Banks, as the film’s antagonist, thankfully realizes she is in a “Power Rangers” movie, and she’s the only one. She’s part Loki, part Gollum and completely having a blast scratching dour teen actors with her gilded claws. From the minute she appears, she’s legitimately scary, a nightmare vision in facial prosthetics and emerald couture. But when she hits a laugh line — intentional or not — in the script, Banks is smart enough to ride this train straight into the campy sunset. That includes her obligatory savoring of a fine ring of fried dough from, you guessed it, Krispy Kreme.

“Power Rangers” will no doubt inspire a new generation of aspiring teenagers with attitude, to crib a phrase from the original show. However, it could have gotten there a lot quicker with more wit, more morphing and less soul-searching. The product placement would be easy enough to overlook, as long as everyone was having a neon-hued good time.

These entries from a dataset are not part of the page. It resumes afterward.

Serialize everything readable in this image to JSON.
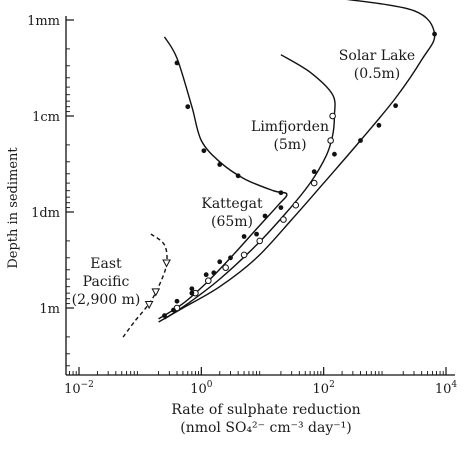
{
  "chart_data": {
    "type": "line",
    "xlabel_line1": "Rate of sulphate reduction",
    "xlabel_line2": "(nmol SO₄²⁻ cm⁻³ day⁻¹)",
    "ylabel": "Depth in sediment",
    "x_scale": "log",
    "y_scale": "log",
    "xlim": [
      0.01,
      10000
    ],
    "ylim_depth_m": [
      0.001,
      1
    ],
    "x_ticks": [
      {
        "value": 0.01,
        "mantissa": "10",
        "exp": "−2"
      },
      {
        "value": 1,
        "mantissa": "10",
        "exp": "0"
      },
      {
        "value": 100,
        "mantissa": "10",
        "exp": "2"
      },
      {
        "value": 10000,
        "mantissa": "10",
        "exp": "4"
      }
    ],
    "y_ticks": [
      {
        "value": 0.001,
        "label": "1mm"
      },
      {
        "value": 0.01,
        "label": "1cm"
      },
      {
        "value": 0.1,
        "label": "1dm"
      },
      {
        "value": 1,
        "label": "1m"
      }
    ],
    "grid": false,
    "series": [
      {
        "name_line1": "Solar Lake",
        "name_line2": "(0.5m)",
        "marker": "filled-circle",
        "line": "solid",
        "curve": [
          [
            200,
            0.0006
          ],
          [
            3000,
            0.0008
          ],
          [
            6500,
            0.0014
          ],
          [
            4000,
            0.0026
          ],
          [
            1500,
            0.0065
          ],
          [
            400,
            0.018
          ],
          [
            100,
            0.05
          ],
          [
            30,
            0.12
          ],
          [
            8,
            0.3
          ],
          [
            2,
            0.6
          ],
          [
            0.5,
            1.0
          ],
          [
            0.2,
            1.4
          ]
        ],
        "points": [
          [
            6500,
            0.0014
          ],
          [
            1500,
            0.0078
          ],
          [
            800,
            0.0125
          ],
          [
            400,
            0.018
          ],
          [
            150,
            0.025
          ],
          [
            70,
            0.038
          ],
          [
            20,
            0.09
          ],
          [
            8,
            0.17
          ],
          [
            3,
            0.3
          ],
          [
            1.6,
            0.43
          ],
          [
            0.7,
            0.63
          ],
          [
            0.4,
            0.85
          ],
          [
            0.25,
            1.2
          ]
        ]
      },
      {
        "name_line1": "Limfjorden",
        "name_line2": "(5m)",
        "marker": "open-circle",
        "line": "solid",
        "curve": [
          [
            20,
            0.0023
          ],
          [
            60,
            0.0035
          ],
          [
            140,
            0.006
          ],
          [
            150,
            0.01
          ],
          [
            140,
            0.016
          ],
          [
            110,
            0.026
          ],
          [
            60,
            0.05
          ],
          [
            25,
            0.1
          ],
          [
            8,
            0.22
          ],
          [
            2,
            0.5
          ],
          [
            0.6,
            0.9
          ],
          [
            0.25,
            1.3
          ]
        ],
        "points": [
          [
            140,
            0.01
          ],
          [
            130,
            0.018
          ],
          [
            70,
            0.05
          ],
          [
            35,
            0.085
          ],
          [
            22,
            0.12
          ],
          [
            9,
            0.2
          ],
          [
            5,
            0.28
          ],
          [
            2.5,
            0.38
          ],
          [
            1.3,
            0.52
          ],
          [
            0.8,
            0.7
          ],
          [
            0.4,
            1.0
          ]
        ]
      },
      {
        "name_line1": "Kattegat",
        "name_line2": "(65m)",
        "marker": "filled-circle",
        "line": "solid",
        "curve": [
          [
            0.25,
            0.0015
          ],
          [
            0.4,
            0.0025
          ],
          [
            0.7,
            0.008
          ],
          [
            1,
            0.018
          ],
          [
            2,
            0.03
          ],
          [
            5,
            0.045
          ],
          [
            15,
            0.06
          ],
          [
            25,
            0.065
          ],
          [
            18,
            0.085
          ],
          [
            8,
            0.15
          ],
          [
            3,
            0.3
          ],
          [
            1.2,
            0.55
          ],
          [
            0.5,
            0.9
          ],
          [
            0.2,
            1.3
          ]
        ],
        "points": [
          [
            0.4,
            0.0028
          ],
          [
            0.6,
            0.008
          ],
          [
            1.1,
            0.023
          ],
          [
            2,
            0.032
          ],
          [
            4,
            0.042
          ],
          [
            20,
            0.063
          ],
          [
            11,
            0.11
          ],
          [
            5,
            0.18
          ],
          [
            2,
            0.33
          ],
          [
            1.2,
            0.45
          ],
          [
            0.7,
            0.7
          ],
          [
            0.35,
            1.05
          ]
        ]
      },
      {
        "name_line1": "East",
        "name_line2": "Pacific",
        "name_line3": "(2,900 m)",
        "marker": "triangle-down",
        "line": "dashed",
        "curve": [
          [
            0.15,
            0.17
          ],
          [
            0.25,
            0.22
          ],
          [
            0.27,
            0.35
          ],
          [
            0.2,
            0.6
          ],
          [
            0.14,
            0.9
          ],
          [
            0.08,
            1.4
          ],
          [
            0.05,
            2.1
          ]
        ],
        "points": [
          [
            0.27,
            0.34
          ],
          [
            0.18,
            0.68
          ],
          [
            0.14,
            0.92
          ]
        ]
      }
    ]
  }
}
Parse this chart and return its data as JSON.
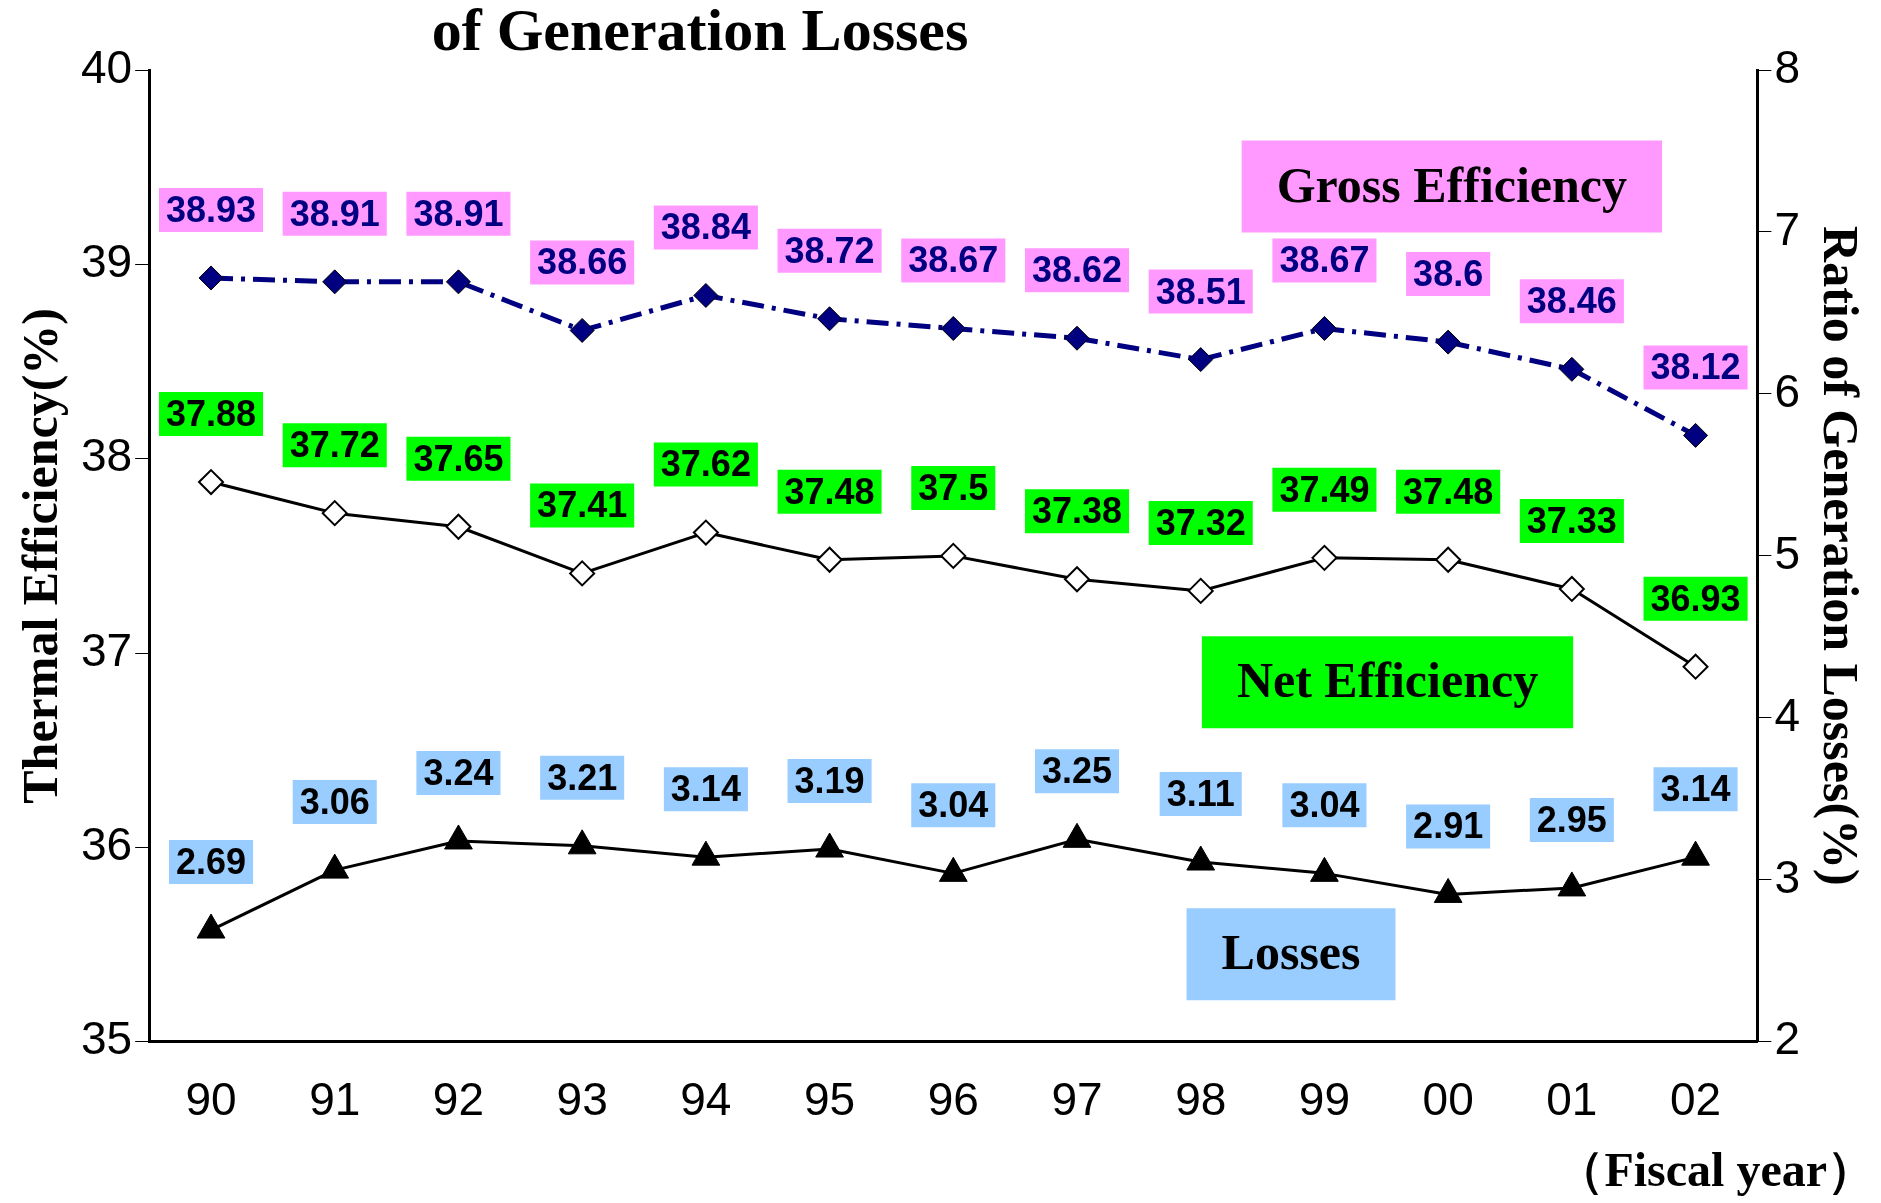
{
  "chart_data": {
    "type": "line",
    "title": "of Generation Losses",
    "xlabel": "（Fiscal year）",
    "ylabel": "Thermal Efficiency(%)",
    "y2label": "Ratio of Generation Losses(%)",
    "categories": [
      "90",
      "91",
      "92",
      "93",
      "94",
      "95",
      "96",
      "97",
      "98",
      "99",
      "00",
      "01",
      "02"
    ],
    "series": [
      {
        "name": "Gross Efficiency",
        "color": "#000080",
        "marker": "diamond",
        "line_style": "dashed",
        "values": [
          38.93,
          38.91,
          38.91,
          38.66,
          38.84,
          38.72,
          38.67,
          38.62,
          38.51,
          38.67,
          38.6,
          38.46,
          38.12
        ]
      },
      {
        "name": "Net Efficiency",
        "color": "#000000",
        "marker": "diamond",
        "line_style": "solid",
        "values": [
          37.88,
          37.72,
          37.65,
          37.41,
          37.62,
          37.48,
          37.5,
          37.38,
          37.32,
          37.49,
          37.48,
          37.33,
          36.93
        ]
      },
      {
        "name": "Losses",
        "color": "#000000",
        "marker": "triangle",
        "line_style": "solid",
        "axis": "y2",
        "values": [
          2.69,
          3.06,
          3.24,
          3.21,
          3.14,
          3.19,
          3.04,
          3.25,
          3.11,
          3.04,
          2.91,
          2.95,
          3.14
        ]
      }
    ],
    "ylim": [
      35,
      40
    ],
    "yticks": [
      35,
      36,
      37,
      38,
      39,
      40
    ],
    "y2lim": [
      2,
      8
    ],
    "y2ticks": [
      2,
      3,
      4,
      5,
      6,
      7,
      8
    ],
    "data_labels": true,
    "legend": false,
    "grid": false
  }
}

And yes, I got a Krispy Kreme doughnut immediately after the movie. Glazed blueberry cake, if you must know.


Grade: C-

Starring: Dacre Montgomery, Naomi Scott, RJ Cyler, Becky G, Ludi Lin, Elizabeth Banks, Bryan Cranston, Bill Hader

Rating: PG-13, for sequences of sci-fi violence, action and destruction, language, and for some crude humor

Running time: 2 hours, 4 minutes

Theaters: Alamo Lakeline, Alamo Mueller, Alamo Slaughter, Barton Creek, Cedar Park, City Lights. Evo, Flix, Gateway, Highland, Hill Country, Metropolitan, Moviehouse, Round Rock, Southpark, Stone Hill, Tinseltown, Westgate.